Conflicts of Interest Observed by SEC in 2020 Risk Alert
The U.S. Securities and Exchange Commission (SEC) recently released a Risk Alert highlighting compliance issues that they identified during examinations of investment advisers managing private equity funds and hedge funds. Private fund advisers generally oversee investments from institutional investors such as pensions, charities, and high-net worth families and individuals. The SEC Risk Alert is intended to provide additional guidance to these advisers in analyzing conflicts of interest.
Here’s a brief overview of the critical conflicts of interest uncovered by the SEC and suggested remedial actions identified in the Risk Alert.
Allocation of Investments
One of the most prominent conflicts of interest highlighted by the SEC in their Risk Alert involved the allocation of investment opportunities among different clients. It was found that some advisors had preferentially allocated investments to new or higher fee-paying clients, or to accounts they controlled, often without adequately disclosing these practices. This led to other investors missing investment opportunities unfairly. Moreover, the SEC noted differences in pricing and allocation amounts where certain clients were either charged more or received less than their share. These conflicts of interest should be remedied by either disclosure of shareholder class delineation, or avoiding such conflict altogether by allocating investment opportunities in accordance with investor profiles.
Conflicts in Client Investments
The SEC identified issues where advisers caused multiple clients to invest in different levels of a company’s capital structure.
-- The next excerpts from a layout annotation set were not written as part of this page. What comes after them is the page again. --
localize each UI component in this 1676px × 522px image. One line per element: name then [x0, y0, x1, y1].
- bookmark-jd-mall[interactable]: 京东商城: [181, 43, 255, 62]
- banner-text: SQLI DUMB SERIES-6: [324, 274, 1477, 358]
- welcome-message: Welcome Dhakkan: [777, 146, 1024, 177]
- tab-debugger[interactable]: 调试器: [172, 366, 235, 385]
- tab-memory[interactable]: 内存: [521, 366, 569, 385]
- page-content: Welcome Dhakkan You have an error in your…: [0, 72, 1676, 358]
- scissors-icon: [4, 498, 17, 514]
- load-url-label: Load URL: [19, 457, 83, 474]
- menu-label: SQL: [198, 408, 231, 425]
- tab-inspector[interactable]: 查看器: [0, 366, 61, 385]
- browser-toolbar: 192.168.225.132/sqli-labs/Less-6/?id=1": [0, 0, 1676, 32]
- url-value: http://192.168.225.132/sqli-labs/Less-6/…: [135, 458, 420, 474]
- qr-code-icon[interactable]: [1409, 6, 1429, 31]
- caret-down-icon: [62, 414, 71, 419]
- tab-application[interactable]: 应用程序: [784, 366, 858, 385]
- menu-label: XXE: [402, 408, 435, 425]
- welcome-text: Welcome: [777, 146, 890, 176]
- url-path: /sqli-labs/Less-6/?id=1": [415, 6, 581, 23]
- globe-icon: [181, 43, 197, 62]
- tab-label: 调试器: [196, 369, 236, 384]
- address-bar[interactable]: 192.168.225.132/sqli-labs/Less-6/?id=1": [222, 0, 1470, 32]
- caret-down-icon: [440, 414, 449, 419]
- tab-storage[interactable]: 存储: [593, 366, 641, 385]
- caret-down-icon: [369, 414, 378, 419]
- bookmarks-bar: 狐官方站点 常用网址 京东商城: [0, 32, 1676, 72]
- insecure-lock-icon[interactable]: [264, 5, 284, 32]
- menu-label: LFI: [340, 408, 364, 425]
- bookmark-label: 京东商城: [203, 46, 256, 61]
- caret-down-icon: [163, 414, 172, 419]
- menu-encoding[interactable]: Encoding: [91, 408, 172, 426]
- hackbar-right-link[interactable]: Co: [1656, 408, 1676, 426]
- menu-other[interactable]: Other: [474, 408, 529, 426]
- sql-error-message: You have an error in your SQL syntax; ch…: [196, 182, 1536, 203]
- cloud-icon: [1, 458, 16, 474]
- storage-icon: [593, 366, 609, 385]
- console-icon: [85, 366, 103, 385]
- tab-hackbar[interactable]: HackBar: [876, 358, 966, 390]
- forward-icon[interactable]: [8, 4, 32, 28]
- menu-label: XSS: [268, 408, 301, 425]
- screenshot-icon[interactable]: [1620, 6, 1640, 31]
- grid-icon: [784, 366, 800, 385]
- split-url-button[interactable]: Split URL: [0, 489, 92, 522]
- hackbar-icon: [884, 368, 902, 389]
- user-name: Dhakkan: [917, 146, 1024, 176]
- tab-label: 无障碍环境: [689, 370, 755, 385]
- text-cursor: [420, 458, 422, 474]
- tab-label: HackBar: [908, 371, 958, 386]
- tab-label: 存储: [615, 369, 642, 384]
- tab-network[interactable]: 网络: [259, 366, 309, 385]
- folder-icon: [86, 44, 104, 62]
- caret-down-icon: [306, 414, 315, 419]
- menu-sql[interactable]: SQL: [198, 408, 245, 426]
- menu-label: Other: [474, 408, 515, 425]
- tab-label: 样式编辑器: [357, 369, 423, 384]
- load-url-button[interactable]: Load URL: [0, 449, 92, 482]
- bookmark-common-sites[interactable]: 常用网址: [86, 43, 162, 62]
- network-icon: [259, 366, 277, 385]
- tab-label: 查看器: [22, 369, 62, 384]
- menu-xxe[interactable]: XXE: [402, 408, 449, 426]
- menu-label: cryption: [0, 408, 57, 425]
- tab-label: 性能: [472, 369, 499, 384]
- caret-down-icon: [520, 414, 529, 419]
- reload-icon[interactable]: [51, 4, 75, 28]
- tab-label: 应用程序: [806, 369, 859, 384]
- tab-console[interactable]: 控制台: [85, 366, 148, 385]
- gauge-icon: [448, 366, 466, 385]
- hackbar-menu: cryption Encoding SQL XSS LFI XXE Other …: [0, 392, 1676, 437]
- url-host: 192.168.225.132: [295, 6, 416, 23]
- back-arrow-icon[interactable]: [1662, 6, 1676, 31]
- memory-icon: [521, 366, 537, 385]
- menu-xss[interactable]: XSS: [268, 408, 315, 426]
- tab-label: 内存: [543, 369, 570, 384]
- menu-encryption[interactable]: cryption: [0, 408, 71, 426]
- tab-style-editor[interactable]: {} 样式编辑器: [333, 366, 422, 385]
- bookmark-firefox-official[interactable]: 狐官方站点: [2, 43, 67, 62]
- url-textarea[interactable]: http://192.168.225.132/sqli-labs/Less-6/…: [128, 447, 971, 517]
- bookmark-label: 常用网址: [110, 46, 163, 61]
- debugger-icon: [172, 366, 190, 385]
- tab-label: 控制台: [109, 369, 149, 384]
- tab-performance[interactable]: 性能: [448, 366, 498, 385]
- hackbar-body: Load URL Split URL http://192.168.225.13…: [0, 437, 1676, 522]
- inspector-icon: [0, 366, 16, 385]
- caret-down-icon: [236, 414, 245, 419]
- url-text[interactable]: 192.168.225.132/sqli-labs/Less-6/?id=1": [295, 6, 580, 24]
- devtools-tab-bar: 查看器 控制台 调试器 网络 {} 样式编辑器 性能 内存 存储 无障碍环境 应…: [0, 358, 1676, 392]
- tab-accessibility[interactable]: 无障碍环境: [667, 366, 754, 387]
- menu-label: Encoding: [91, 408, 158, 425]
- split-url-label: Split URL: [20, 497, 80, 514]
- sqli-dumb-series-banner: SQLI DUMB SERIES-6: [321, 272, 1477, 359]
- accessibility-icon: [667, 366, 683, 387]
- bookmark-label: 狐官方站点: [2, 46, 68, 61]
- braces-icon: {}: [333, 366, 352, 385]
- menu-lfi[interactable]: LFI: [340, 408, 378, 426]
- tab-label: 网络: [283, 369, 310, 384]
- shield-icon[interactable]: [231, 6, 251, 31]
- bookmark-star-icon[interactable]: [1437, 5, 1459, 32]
This setup can create significant conflicts, especially if one investment negatively impacts the other. The lack of disclosure about these arrangements left many investors unaware of the risks involved.
Financial Relationships and Preferential Liquidity Rights
Another area of concern identified by the SEC the undisclosed financial relationships between advisers and select investors, particularly those who provided initial capital or other financial support. These relationships often led to preferential treatment of those investors. For example, investors received better liquidity terms or earlier redemption rights, which were not disclosed to other investors. Such side agreements can create an uneven playing field, particularly in markets where preferential treatment can impact returns.
Conflicts in Service Providers and Fund Restructurings
The SEC noted that some advisers engaged in conflicted transactions involving service providers, especially where these providers were affiliated with the adviser or its principals. These conflicts were often either not properly disclosed or not disclosed altogether. Similarly, the SEC noted that during fund restructurings, advisers occasionally failed to disclose critical information, such as the true value of fund interests or the conditions attached to certain transactions. This lack of transparency could have misled investors into decisions that go against their best interests.
Cross-Transactions and Co-Investments
Finally, cross-transactions also presented significant conflicts. Advisers were found to set prices that disadvantaged either the buyer or seller without providing proper disclosure. Additionally, conflicts related to co-investments where certain investors were given opportunities to invest alongside flagship funds were often not fully explained, leaving other investors in the dark about how these opportunities were allocated.
The SEC's Risk Alert serves as an important reminder for private fund advisers to carefully review and enhance their conflict of interest disclosures. Adequate transparency is not just a regulatory requirement; it is a necessary component to maintaining investor trust and ensuring fair treatment across your investor base.